Crow, J. and M. Kimura. An Introduction to Population Genetics Theory. Harper and Row: New York, 1970.
Frohne, I. rv. Vers. 1.1 Nov. 1998. <
Olivier, T.J. “Use of Keyed Character String Data Structures and Operators in Models of Primate Groups,” J. Theor. Biol. 115, 539-549, 1985.
Rogerson, D. Inside COM. Microsoft Press: Redmond, 1997.
Stein, G. and M. Hammond. Win32com. Ver 145. 2001. <
Wolfram, S. A New Kind of Science. Wolfram Media: Champaign, 2002.
Appendix A.
Use of Templates, Keyed Strings, Graphs and Indented Text
To Represent Composition and Structure in Subpopulations
Keyed strings flexibly represent simple subpopulation structures and complex subpopulation structures. Keyed strings begin with a text label of letters and perhaps digits, followed by an open parenthesis, then some content and then a terminating closed parenthesis. The text label specifies the type of population entity represented by the keyed string (a subpopulation or group or a biologically recognizable subset of a subpopulation or an individual animal). Keyed strings may contain other keyed strings in their content. Thus, nested, inverted tree structures can be represented in the linear sequence of characters in a keyed string. In the keyed strings used in this simulation system, an identifying number unique in the system for elements of that label type occurs immediately after the opening parenthesis of each keyed string. Thus, in this system each keyed string is uniquely identified by a tuple composed of its text type label and an identification number.

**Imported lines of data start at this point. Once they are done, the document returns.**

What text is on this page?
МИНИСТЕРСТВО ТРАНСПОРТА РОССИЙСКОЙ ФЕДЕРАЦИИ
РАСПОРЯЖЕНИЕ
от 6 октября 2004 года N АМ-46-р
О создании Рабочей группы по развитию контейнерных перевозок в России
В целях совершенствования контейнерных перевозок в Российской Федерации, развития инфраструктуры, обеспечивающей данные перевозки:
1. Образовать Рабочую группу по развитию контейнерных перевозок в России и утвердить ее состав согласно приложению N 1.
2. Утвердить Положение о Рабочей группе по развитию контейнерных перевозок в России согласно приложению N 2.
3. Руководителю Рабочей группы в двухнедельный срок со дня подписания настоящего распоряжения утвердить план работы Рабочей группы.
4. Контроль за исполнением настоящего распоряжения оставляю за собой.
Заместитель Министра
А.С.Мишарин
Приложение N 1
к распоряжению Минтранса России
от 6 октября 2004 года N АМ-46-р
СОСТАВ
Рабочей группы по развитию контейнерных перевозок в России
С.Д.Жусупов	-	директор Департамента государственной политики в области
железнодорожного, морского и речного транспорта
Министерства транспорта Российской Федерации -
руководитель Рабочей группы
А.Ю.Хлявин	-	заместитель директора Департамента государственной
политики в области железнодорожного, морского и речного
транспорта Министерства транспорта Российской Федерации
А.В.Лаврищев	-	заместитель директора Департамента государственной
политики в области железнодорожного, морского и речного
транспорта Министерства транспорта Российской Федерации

Subpopulation structures vary greatly between different animal species. Subpopulations in some species may be simple while others may exist in social groups with different kinds of recognizable subgroups. These complex social structures are not static but are conserved in the face of many changes, such as births, deaths and movements of individuals. One of the challenges in modeling complex, dynamic populations is developing models of population events that capture both the dynamism of the social groups and conservation of their organization. To this end, the system provides means of comparing subpopulation structures against templates that specify subpopulation structures anticipated in simulations. These templates are similar to, but not identical to, keyed strings. They play a role similar to the patterns used in text search processes. Templates are provided by modelers and read at the start of simulations for recurrent testing of subpopulation structures as simulations proceed.